Some 500 terabytes of separate images condensed to a 20th of their original size can be analysed in the form of a single, global, cloud-free image. This is not simply a satellite image mosaic. Instead, the information content of the multispectral images was condensed as statistical ranges covering the entire recording period and taking into account the various spectral channels. Analysis of the land surface is possible based on indices for such aspects as the state of vegetation, water cover, or human settlement (built-up areas). For each of the recorded parameters the minimal, maximal and mean values were determined for the entire period from 2013 to 2015.
The procedure is designed to help end users exploit information from masses of data that until now were too unwieldy for them to handle. The individual satellite images are no longer transferred to users, as formerly, but processed on large computer clusters, ideally where the data were first acquired. This eliminates distribution of immense quantities of data to numerous individual users, who no longer need to have their own computer infrastructure to analyse them. On the contrary, now only the analysed end product, whose size is only a fraction of the original amount of input data, is sent to the user.

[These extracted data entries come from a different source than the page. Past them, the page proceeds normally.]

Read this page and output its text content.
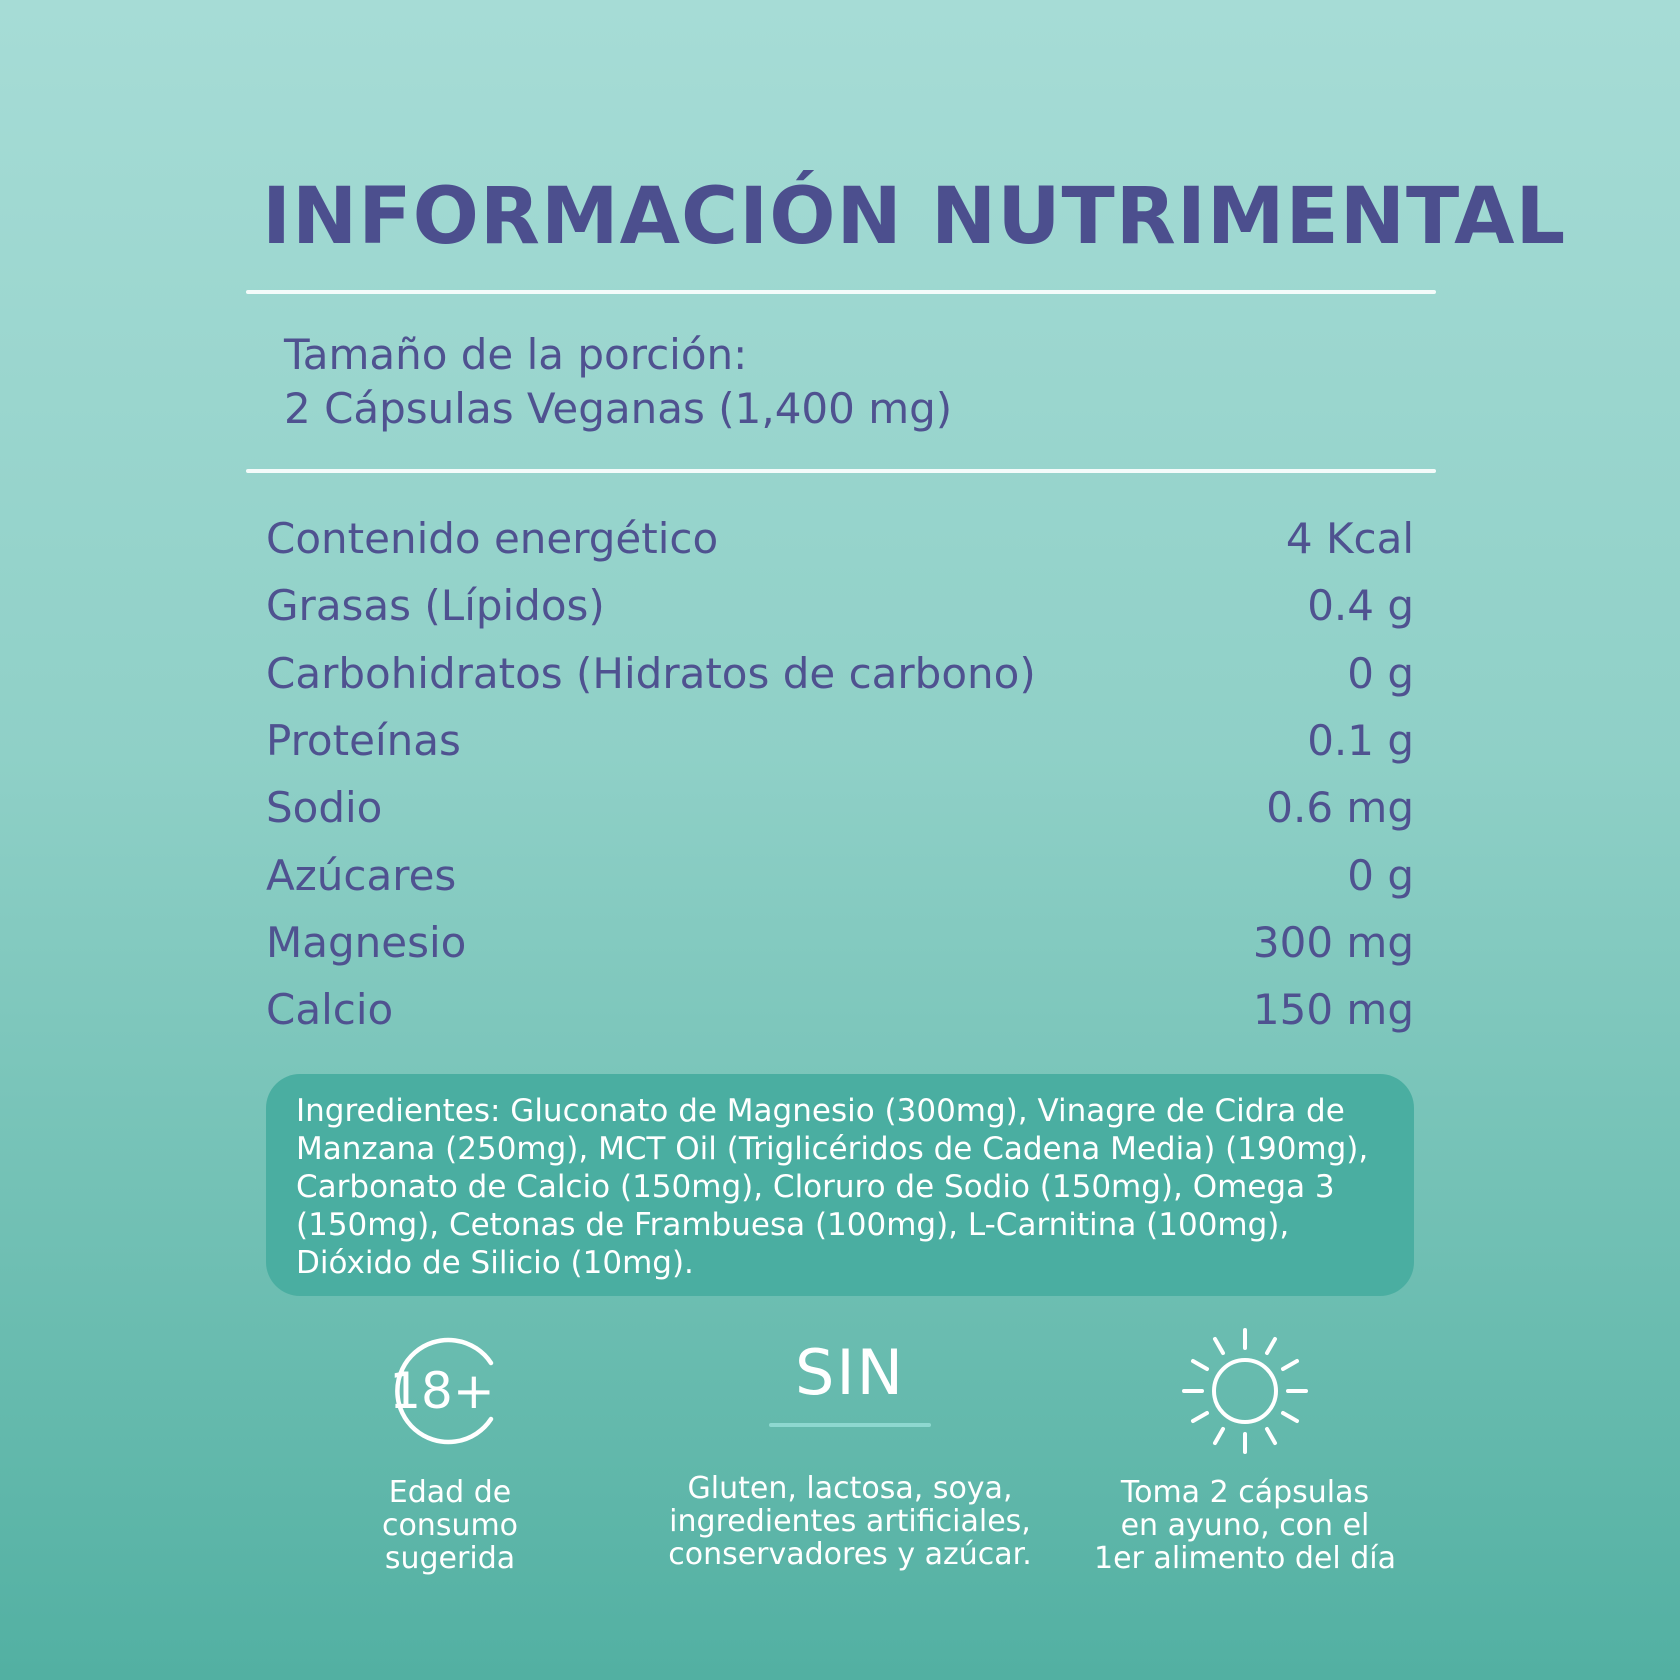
INFORMACIÓN NUTRIMENTAL
Tamaño de la porción:
2 Cápsulas Veganas (1,400 mg)
Contenido energético	4 Kcal
Grasas (Lípidos)	0.4 g
Carbohidratos (Hidratos de carbono)	0 g
Proteínas	0.1 g
Sodio	0.6 mg
Azúcares	0 g
Magnesio	300 mg
Calcio	150 mg
Ingredientes: Gluconato de Magnesio (300mg), Vinagre de Cidra de Manzana (250mg), MCT Oil (Triglicéridos de Cadena Media) (190mg), Carbonato de Calcio (150mg), Cloruro de Sodio (150mg), Omega 3 (150mg), Cetonas de Frambuesa (100mg), L-Carnitina (100mg), Dióxido de Silicio (10mg).
18+
Edad de
consumo
sugerida
SIN
Gluten, lactosa, soya,
ingredientes artificiales,
conservadores y azúcar.
Toma 2 cápsulas
en ayuno, con el
1er alimento del día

To test the procedure, the TimeScan processor was transferred to the Super Computing Center IT4Innovations in Ostrava-Poruba, Czech Republic and used to calculate the so-far unique global TimeScan Landsat 2015 product (Figure 1). “Our global data set has a spatial resolution of 30 m per pixel. That means that we had to process—including all the intermediate products—over 1.5 petabytes of data”, reports Soner Üreyen, one of the participating scientists. “The Landsat mission has recorded over four million individual scenes over the last four decades, making it an ideal resource for testing the processing of mass data, like what the Sentinel programme will be supplying in the near future.
The TimeScan Landsat processor contains a module that uses an automated procedure to download the required Landsat scenes from different databases. A cloud mask is provided and, if desired, atmospheric correction can be undertaken for the scenes. The next step is to calculate selected spectral indices. “By taking into account all the validated initial values, such as the times without cloud cover, the spectral behaviour is determined for the selected time period and used to determine the actual land cover type”, explains EOC scientist Mattia Marconcini (see figure 2). “Compared with the mass of original input data, a much smaller volume of data has to be processed and analysed.”

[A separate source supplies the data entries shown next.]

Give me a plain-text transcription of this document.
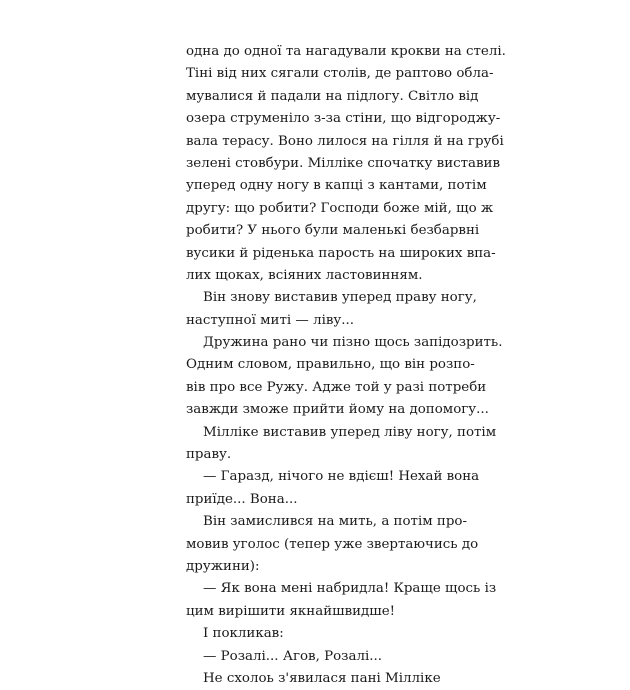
одна до одної та нагадували крокви на стелі.
Тіні від них сягали столів, де раптово обла-
мувалися й падали на підлогу. Світло від
озера струменіло з-за стіни, що відгороджу-
вала терасу. Воно лилося на гілля й на грубі
зелені стовбури. Мілліке спочатку виставив
уперед одну ногу в капці з кантами, потім
другу: що робити? Господи боже мій, що ж
робити? У нього були маленькі безбарвні
вусики й ріденька парость на широких впа-
лих щоках, всіяних ластовинням.
Він знову виставив уперед праву ногу,
наступної миті — ліву...
Дружина рано чи пізно щось запідозрить.
Одним словом, правильно, що він розпо-
вів про все Ружу. Адже той у разі потреби
завжди зможе прийти йому на допомогу...
Мілліке виставив уперед ліву ногу, потім
праву.
— Гаразд, нічого не вдієш! Нехай вона
приїде... Вона...
Він замислився на мить, а потім про-
мовив уголос (тепер уже звертаючись до
дружини):
— Як вона мені набридла! Краще щось із
цим вирішити якнайшвидше!
І покликав:
— Розалі... Агов, Розалі...
Не схолоь з'явилася пані Мілліке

The TimeScan Landsat 2015 product is available from the Urban Thematic Exploitation Platform (U-TEP) at https://urban-tep.eo.esa.int, which is coordinated by EOC. The product can be viewed using the U-TEP Geobrowser. U-TEP is one of six Earth Observation Exploitation platforms resulting from an initiative started in 2014 by ESA to develop new technologies for extracting information from earth observation data in anticipation of the European Sentinel missions.
According to project leader Thomas Esch the new data set is being used in the context of the U-TEP project to generate various settlement-related geoinformation products. “We can use it for the globally automated mapping of built-up areas with so far unequalled precision. For this purpose, we evaluate the data set together with a complementary product calculated on the basis of Sentinel-1 radar scenes. In addition, with its help we can derive worldwide settlement densities and the proportion of green spaces within built up areas.” In order to also include the temporal aspect of settlement development, EOC scientists are already working on creating global TimeScan Landsat data sets for earlier time periods (see figure 3).
Figure 3: TimeScan Landsat product for the region around the city of Ariquemes, Brazil, derived for the years 1985 (left) and 2015 (right).
Comparison of the two false colour composites with the temporal maximum settlement index in red, the vegetation index in green and the temporal mean value for the water index in blue shows how built-up areas (red) and agricultural land (yellow and orange) extended far into the vegetation-rich surroundings in the course of the years.
This work is being undertaken to support scientists and decision makers in public planning and environmental offices and in development banks. It will also contribute to improved understanding of the worldwide phenomenon of urbanisation. The TimeScan data sets now available and those that will become available based on Sentinel data have great potential for a wide range of applications beyond the urban context. These include research questions related to land cover and land use mapping, agriculture, forestry, monitoring polar and coastal regions, risk management, disaster prevention and resource management.